P. Thomas Schoenemann, a professor of anthropology at the University of Indiana who studies the evolution of brain size and function, concludes, “There is a complex interplay between language evolution and brain evolution. … Because language is critical to an individual’s adaptive fitness, language also likely had a fundamental influence on brain evolution. Humans are particularly socially interactive creatures, which makes communication central to our existence.”[5] As artificial intelligence systems mature, they will need to gain the same type of understanding of language as the human brain. Communication is as essential for machine intelligence as it is for human intelligence.
Footnotes
[1] Bem LS Jr., Lemos NB, de Lima LF, Dias AJ, Marques JC, Lira C, et al.
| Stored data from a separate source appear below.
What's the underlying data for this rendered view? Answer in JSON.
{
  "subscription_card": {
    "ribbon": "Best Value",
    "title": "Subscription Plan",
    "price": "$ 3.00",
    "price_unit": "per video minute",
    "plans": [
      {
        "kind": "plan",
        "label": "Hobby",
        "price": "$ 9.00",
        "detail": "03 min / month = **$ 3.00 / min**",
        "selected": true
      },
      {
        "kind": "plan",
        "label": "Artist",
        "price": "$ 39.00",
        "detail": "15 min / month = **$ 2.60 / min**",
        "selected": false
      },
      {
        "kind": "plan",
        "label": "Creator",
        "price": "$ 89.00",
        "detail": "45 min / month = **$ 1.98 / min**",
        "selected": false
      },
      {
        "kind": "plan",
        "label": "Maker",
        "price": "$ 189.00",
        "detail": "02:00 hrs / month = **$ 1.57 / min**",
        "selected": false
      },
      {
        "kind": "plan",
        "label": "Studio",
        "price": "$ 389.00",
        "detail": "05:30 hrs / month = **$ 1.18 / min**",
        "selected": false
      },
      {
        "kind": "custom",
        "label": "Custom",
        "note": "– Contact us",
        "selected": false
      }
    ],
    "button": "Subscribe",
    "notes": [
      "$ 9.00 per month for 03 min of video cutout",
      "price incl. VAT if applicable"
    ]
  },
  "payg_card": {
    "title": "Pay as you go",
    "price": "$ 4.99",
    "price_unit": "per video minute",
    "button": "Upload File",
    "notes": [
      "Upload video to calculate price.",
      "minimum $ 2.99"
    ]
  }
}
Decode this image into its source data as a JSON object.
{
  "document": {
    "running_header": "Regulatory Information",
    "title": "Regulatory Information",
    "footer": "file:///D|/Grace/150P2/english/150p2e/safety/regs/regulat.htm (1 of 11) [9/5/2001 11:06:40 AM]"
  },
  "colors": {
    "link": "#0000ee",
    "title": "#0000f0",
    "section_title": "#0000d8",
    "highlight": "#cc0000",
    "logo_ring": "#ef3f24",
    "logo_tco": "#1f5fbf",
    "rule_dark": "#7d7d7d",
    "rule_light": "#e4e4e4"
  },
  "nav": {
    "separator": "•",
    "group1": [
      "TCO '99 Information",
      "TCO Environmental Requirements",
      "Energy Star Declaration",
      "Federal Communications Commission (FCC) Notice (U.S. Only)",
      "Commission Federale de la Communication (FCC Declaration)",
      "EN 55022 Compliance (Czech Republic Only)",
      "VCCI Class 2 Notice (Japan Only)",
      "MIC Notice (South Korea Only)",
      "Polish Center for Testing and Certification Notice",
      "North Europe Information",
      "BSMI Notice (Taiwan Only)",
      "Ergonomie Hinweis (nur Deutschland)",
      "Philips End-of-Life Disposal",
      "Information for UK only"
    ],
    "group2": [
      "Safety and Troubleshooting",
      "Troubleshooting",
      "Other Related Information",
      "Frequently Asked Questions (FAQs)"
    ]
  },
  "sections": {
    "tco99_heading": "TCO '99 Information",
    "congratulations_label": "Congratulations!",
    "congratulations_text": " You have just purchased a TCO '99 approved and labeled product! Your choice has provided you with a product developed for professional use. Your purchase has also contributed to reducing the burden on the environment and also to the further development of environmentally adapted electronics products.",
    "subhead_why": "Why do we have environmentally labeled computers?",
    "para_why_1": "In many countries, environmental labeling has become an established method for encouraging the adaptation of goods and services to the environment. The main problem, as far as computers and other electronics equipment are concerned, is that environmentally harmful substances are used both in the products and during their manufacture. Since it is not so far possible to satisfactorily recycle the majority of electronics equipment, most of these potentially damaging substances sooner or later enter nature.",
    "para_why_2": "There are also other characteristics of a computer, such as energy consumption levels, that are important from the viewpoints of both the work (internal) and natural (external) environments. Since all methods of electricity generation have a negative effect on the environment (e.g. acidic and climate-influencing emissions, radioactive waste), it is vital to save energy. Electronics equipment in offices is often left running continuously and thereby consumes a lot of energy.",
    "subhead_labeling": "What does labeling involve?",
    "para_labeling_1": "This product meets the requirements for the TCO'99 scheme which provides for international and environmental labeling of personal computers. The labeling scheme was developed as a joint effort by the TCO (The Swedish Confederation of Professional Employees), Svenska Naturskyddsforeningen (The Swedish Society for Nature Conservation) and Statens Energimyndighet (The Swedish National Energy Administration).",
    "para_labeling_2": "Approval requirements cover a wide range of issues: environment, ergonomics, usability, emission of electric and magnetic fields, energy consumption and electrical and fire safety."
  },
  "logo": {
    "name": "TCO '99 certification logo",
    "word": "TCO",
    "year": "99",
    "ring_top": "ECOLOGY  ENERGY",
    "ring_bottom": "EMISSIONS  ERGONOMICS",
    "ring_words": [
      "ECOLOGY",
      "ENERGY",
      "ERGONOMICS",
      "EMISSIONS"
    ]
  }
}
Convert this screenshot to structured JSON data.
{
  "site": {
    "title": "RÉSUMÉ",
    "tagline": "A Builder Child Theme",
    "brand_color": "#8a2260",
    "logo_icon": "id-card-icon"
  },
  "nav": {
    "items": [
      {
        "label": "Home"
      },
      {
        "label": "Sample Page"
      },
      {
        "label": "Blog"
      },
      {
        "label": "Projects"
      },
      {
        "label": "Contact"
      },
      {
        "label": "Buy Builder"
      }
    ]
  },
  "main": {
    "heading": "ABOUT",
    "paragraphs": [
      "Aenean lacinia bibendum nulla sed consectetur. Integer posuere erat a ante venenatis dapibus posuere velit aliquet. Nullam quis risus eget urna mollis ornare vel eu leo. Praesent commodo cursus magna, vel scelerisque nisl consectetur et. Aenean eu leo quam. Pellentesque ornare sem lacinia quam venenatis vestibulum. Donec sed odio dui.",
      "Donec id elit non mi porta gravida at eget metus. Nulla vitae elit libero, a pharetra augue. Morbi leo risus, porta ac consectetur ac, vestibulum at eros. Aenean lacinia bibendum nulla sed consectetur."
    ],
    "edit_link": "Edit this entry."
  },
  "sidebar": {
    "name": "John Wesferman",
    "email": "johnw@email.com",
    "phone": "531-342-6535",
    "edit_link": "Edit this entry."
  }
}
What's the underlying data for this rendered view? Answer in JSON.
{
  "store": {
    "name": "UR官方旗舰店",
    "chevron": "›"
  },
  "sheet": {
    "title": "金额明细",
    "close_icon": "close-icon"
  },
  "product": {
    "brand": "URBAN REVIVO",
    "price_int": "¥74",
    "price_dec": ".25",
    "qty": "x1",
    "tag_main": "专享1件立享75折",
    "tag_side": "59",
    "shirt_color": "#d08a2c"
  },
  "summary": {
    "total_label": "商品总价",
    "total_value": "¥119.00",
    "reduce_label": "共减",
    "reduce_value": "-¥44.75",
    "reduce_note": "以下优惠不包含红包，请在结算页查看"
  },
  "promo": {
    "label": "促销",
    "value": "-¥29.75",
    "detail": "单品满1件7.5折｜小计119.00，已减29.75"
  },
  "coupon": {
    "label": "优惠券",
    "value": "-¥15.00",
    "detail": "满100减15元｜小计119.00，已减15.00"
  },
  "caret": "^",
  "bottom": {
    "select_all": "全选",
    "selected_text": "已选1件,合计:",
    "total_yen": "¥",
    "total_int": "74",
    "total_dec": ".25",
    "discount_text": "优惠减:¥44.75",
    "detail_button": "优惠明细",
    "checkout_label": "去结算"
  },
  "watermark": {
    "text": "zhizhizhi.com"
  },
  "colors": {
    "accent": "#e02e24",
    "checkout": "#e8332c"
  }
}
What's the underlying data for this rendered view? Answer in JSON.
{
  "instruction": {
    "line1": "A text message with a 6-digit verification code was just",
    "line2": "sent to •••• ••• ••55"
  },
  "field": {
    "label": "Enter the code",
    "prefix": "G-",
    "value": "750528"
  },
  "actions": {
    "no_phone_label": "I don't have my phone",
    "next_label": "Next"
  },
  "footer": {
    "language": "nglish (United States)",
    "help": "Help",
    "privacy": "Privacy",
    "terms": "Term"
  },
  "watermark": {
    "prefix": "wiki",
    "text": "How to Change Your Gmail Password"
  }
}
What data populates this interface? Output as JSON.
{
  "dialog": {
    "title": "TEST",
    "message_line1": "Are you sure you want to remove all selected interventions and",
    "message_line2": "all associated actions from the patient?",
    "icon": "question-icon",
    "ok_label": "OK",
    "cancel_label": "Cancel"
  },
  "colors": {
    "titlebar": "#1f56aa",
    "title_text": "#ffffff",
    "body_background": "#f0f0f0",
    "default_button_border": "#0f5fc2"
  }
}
The anatomy of the brain – learned over the centuries. Surg Neurol Int 2021;12:319.
[2] Rhodi Lee, “Stone Age Butchery Tools Influenced Language Evolution More Than You Think,” Tech Times, 15 January 2015.
[3] Nina F. Dronkers, Maria V. Ivanova, and Juliana V. Baldo, “What Do Language Disorders Reveal about Brain–Language Relationships? From Classic Models to Network Approaches,” Journal of the International Neuropsychological Society, 04 December 2017.
[4] Moheb Costandi, “Decoding the brain’s dictionary: Scientists map how neurons encode word meanings,” Big Think, 23 September 2024.
[5] P. Thomas Schoenemann, “Evolution of Brain and Language,” Indiana University, 2009.